Thomas Mettenleiter hält die Versuche an Frettchen für unumgänglich. © picture alliance / dpa / Jonas Walzberg
"Was man bei Menschen nicht machen kann, ist eine experimentelle Belastungsinfektion, wie wir das nennen: Nach der Impfung den Impfling infizieren und sehen, wie sich die Impfung auf die Infektion auswirkt. Das verbietet sich experimentell beim Menschen. Beim Tier lässt sich so was dann natürlich auch durchführen, und wir können daraus die Schlussfolgerungen ziehen."

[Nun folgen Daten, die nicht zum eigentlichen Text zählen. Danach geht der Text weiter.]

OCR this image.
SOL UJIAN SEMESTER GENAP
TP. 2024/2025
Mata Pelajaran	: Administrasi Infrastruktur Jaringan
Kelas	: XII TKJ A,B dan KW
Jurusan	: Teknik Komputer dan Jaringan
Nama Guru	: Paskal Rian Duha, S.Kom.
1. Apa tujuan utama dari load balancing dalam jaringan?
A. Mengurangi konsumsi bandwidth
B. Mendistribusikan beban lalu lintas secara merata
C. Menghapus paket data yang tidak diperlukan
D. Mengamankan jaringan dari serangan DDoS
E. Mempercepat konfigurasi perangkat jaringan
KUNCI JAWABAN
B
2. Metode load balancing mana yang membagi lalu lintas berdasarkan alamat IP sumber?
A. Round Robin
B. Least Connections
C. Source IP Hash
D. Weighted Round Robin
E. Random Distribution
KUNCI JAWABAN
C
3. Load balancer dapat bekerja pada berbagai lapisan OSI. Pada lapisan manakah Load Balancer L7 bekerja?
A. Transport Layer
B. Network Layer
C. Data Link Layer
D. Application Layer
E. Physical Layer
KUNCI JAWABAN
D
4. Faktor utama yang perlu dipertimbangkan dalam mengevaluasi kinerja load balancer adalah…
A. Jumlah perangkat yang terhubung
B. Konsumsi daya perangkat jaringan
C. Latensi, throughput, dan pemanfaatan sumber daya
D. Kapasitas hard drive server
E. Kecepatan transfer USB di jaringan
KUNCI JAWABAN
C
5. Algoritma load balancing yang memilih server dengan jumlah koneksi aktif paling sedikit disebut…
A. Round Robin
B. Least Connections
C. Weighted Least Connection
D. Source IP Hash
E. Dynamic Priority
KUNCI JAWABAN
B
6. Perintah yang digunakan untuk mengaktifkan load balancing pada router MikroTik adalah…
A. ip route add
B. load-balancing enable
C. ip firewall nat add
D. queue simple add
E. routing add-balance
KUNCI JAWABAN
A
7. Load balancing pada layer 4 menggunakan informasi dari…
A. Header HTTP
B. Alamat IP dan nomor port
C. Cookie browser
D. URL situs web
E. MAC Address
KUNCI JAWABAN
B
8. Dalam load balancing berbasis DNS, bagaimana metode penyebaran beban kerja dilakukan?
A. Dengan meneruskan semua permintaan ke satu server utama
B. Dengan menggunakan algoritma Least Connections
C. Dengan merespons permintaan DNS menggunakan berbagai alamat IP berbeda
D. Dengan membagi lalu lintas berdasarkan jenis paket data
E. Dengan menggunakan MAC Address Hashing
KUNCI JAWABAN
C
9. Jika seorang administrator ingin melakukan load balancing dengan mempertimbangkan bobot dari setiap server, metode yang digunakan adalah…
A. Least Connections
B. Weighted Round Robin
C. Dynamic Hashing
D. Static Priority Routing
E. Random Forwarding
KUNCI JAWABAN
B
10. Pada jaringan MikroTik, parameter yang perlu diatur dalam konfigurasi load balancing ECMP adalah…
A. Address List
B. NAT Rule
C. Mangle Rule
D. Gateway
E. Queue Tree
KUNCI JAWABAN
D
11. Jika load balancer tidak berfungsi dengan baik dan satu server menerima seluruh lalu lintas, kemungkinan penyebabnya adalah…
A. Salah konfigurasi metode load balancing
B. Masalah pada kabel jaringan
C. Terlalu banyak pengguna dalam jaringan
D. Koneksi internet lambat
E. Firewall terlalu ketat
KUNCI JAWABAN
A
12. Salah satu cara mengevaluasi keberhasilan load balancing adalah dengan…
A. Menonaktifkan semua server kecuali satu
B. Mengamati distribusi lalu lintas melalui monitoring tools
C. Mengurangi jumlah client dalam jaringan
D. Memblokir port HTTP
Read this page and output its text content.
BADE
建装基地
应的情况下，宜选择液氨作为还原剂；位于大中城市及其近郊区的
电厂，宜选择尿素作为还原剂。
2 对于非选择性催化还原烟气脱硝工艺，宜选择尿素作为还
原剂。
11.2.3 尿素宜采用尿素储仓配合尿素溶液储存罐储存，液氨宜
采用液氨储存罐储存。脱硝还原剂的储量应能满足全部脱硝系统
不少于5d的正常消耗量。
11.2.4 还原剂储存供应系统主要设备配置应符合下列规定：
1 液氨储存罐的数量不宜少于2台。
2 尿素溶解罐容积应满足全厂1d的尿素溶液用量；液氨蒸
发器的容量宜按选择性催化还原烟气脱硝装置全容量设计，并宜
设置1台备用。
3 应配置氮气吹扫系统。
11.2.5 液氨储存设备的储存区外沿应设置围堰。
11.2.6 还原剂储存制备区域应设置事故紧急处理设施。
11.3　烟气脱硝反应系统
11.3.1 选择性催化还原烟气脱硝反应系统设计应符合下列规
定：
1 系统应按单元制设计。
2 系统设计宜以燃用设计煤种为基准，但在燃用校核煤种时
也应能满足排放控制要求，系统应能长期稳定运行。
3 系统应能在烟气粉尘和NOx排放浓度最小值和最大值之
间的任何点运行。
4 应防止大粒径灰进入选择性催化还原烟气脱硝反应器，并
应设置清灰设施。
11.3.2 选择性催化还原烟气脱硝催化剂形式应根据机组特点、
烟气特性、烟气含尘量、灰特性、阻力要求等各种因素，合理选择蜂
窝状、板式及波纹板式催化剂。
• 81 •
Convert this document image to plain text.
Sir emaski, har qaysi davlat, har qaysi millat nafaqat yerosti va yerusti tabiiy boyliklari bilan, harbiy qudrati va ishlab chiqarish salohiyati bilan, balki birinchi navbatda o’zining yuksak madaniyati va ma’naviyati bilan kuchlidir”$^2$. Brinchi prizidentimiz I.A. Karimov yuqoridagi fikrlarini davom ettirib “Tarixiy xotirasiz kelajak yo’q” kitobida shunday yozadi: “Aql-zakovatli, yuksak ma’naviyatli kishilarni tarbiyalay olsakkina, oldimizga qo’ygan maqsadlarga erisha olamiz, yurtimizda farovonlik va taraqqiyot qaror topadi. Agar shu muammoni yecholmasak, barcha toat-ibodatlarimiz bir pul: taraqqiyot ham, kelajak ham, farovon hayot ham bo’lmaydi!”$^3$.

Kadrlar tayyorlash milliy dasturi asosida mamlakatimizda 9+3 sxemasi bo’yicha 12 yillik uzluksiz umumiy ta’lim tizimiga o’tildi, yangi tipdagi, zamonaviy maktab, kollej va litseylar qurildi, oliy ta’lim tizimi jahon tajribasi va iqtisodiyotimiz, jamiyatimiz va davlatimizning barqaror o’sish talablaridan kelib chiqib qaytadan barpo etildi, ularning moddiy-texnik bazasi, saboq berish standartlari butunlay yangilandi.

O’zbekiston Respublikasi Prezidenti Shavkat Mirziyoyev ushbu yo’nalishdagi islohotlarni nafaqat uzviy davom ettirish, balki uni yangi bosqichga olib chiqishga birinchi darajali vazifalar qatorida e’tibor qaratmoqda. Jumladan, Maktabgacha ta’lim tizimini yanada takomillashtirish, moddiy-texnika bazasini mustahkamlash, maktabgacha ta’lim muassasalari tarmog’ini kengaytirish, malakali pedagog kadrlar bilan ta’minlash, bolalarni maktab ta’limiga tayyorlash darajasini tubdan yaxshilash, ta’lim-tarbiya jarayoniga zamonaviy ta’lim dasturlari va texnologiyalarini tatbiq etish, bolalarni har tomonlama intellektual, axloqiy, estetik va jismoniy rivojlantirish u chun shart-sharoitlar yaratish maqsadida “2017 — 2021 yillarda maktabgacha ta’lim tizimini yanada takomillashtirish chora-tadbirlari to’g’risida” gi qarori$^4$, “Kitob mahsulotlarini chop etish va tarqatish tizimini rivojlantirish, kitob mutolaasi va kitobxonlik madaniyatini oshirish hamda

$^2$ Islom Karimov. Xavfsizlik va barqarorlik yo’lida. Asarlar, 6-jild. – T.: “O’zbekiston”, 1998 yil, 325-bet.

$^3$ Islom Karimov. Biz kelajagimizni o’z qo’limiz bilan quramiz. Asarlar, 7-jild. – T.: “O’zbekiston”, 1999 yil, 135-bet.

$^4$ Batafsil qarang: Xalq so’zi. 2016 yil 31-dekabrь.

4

Was immer dabei herauskommt: Eins zu eins werde man die Wirkung des getesteten Impfstoffes nicht auf Corona-infizierte Menschen übertragen können, ergänzt Thomas Mettenleiter und wagt zugleich einen Blick auf dem Umgang mit Grippeviren.
"Natürlich ist ein Frettchen kein Mensch. Aber aus den Erfahrungen, die wir gewonnen haben u.a. bei der Entwicklung von Impfstoffen gegen Influenza können wir schon zumindest Rahmenbedingungen ableiten, die möglichweise helfen den Impfstoff weiterzuentwickeln."